Founded in 1925, old timers and area residents still remember Joe Bernard Sr., who would design and build custom car parts when his customers’ vehicles needed it. Joe Bernard Jr., a former Milwaukie mayor, helped modernize Bernard’s and continued his father’s tradition of excellent customer service.

The current owner, Jim Bernard, another Milwaukie mayor and current Clackamas County commissioner, has computerized Bernard’s—turning his father’s mechanics into today’s technicians.

Besides providing free pickup and delivery, Bernard’s offers DEQ repair and adjustments, check-engine light diagnosis, manufacturer-scheduled maintenance, brakes, steering and suspension repair, timing belt tune-ups, radiator and water pump work, as well as engine, transmission and air conditioning service.

“We are straight shooters and will let you know what the problem is and what the cost is upfront,” Operations Manager John Sciarra says.

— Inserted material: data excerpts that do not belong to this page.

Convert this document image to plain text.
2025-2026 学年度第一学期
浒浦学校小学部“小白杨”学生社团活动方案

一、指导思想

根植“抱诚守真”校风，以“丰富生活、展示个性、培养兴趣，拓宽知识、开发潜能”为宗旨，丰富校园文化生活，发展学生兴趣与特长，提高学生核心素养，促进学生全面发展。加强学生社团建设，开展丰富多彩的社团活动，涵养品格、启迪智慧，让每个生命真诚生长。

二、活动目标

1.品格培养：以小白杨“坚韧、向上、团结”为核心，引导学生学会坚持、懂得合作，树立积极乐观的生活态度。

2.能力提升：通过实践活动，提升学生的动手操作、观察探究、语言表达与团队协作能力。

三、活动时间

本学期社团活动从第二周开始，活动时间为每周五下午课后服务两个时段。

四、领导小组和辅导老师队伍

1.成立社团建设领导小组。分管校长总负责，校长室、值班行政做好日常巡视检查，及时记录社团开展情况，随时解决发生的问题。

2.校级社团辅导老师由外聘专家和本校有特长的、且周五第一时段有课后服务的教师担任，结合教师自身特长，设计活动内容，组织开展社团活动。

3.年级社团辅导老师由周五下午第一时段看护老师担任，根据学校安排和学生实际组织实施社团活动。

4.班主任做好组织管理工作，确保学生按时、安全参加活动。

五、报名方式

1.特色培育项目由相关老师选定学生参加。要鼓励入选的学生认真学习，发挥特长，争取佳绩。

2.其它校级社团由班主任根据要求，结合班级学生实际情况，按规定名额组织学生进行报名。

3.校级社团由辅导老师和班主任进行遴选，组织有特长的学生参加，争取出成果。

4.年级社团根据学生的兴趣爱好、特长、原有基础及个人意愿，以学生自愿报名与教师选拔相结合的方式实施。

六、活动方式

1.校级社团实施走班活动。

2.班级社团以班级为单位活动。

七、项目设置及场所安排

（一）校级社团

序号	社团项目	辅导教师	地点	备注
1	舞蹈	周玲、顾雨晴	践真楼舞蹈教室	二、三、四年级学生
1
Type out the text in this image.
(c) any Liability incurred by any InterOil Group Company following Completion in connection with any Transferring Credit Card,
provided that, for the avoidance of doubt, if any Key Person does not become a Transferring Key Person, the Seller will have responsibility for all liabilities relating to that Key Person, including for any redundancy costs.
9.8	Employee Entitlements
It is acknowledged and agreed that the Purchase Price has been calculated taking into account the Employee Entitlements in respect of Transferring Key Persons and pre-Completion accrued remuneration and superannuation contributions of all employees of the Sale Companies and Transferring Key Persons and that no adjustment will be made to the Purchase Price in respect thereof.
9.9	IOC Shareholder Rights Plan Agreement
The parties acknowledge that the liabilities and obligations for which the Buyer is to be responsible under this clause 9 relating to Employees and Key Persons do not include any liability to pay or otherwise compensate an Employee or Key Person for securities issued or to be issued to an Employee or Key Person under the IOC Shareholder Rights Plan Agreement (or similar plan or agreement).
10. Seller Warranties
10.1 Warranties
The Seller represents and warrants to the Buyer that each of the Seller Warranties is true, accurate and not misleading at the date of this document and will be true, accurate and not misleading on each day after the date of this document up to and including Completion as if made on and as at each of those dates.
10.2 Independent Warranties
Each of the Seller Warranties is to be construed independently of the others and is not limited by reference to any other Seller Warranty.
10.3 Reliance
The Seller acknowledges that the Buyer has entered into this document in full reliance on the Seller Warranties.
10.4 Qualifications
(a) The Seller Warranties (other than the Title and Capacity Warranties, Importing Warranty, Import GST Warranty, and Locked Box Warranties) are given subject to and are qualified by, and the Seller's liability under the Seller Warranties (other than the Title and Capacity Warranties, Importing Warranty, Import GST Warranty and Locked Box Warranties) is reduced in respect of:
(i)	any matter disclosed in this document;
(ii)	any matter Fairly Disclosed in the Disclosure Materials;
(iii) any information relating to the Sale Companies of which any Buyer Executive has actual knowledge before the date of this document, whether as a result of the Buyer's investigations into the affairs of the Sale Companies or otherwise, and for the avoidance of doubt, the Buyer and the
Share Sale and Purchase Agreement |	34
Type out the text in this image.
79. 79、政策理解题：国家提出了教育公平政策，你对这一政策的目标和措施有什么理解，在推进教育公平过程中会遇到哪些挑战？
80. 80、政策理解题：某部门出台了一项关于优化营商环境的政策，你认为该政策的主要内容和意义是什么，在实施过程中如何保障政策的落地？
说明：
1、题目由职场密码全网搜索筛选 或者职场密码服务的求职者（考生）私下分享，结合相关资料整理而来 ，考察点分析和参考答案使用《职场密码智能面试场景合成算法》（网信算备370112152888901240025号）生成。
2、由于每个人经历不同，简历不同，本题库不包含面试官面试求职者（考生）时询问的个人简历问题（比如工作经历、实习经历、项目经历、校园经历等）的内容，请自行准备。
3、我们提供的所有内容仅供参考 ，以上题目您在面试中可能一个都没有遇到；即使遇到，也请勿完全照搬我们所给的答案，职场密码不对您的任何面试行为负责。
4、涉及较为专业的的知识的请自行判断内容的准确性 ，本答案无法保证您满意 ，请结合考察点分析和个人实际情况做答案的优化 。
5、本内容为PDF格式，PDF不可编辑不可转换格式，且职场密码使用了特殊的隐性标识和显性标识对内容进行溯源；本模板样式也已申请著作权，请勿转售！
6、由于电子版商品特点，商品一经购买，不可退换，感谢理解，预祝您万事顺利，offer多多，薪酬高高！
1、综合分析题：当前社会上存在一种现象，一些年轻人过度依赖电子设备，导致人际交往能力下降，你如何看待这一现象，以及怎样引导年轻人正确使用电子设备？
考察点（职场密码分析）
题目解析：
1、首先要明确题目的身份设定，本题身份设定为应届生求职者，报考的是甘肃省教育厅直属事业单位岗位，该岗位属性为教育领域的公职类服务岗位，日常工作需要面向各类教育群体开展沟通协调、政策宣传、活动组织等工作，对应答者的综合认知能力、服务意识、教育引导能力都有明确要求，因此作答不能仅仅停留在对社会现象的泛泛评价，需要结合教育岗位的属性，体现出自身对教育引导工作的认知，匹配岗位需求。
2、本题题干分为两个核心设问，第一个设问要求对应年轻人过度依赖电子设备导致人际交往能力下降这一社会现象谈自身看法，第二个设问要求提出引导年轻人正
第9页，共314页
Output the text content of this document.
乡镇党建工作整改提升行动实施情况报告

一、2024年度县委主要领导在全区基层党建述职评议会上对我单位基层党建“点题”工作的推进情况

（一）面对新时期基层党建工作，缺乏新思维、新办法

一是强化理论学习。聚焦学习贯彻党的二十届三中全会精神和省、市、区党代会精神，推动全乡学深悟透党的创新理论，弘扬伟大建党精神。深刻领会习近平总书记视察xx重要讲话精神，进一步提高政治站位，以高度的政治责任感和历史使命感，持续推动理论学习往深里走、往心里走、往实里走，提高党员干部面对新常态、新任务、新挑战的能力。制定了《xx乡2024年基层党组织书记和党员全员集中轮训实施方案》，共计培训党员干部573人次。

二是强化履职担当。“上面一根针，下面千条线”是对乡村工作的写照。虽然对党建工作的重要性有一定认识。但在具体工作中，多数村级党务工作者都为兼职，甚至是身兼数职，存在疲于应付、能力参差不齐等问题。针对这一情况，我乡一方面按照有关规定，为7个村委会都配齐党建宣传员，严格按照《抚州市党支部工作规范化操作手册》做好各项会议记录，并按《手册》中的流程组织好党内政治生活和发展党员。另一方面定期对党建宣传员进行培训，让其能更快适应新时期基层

Sciarra, an 18 year veteran of Bernard’s, has attained numerous specialty vehicle class certifications. With 26 years in the industry overall, Sciarra is our INSIDER for automotive excellence.

Bernard’s Garage is a 17-year-long supporter of the Milwaukie Farmers Market, a Milwaukie First Friday participant and frequently donates to the Annie Ross House, Milwaukie Senior Center and other local schools and events.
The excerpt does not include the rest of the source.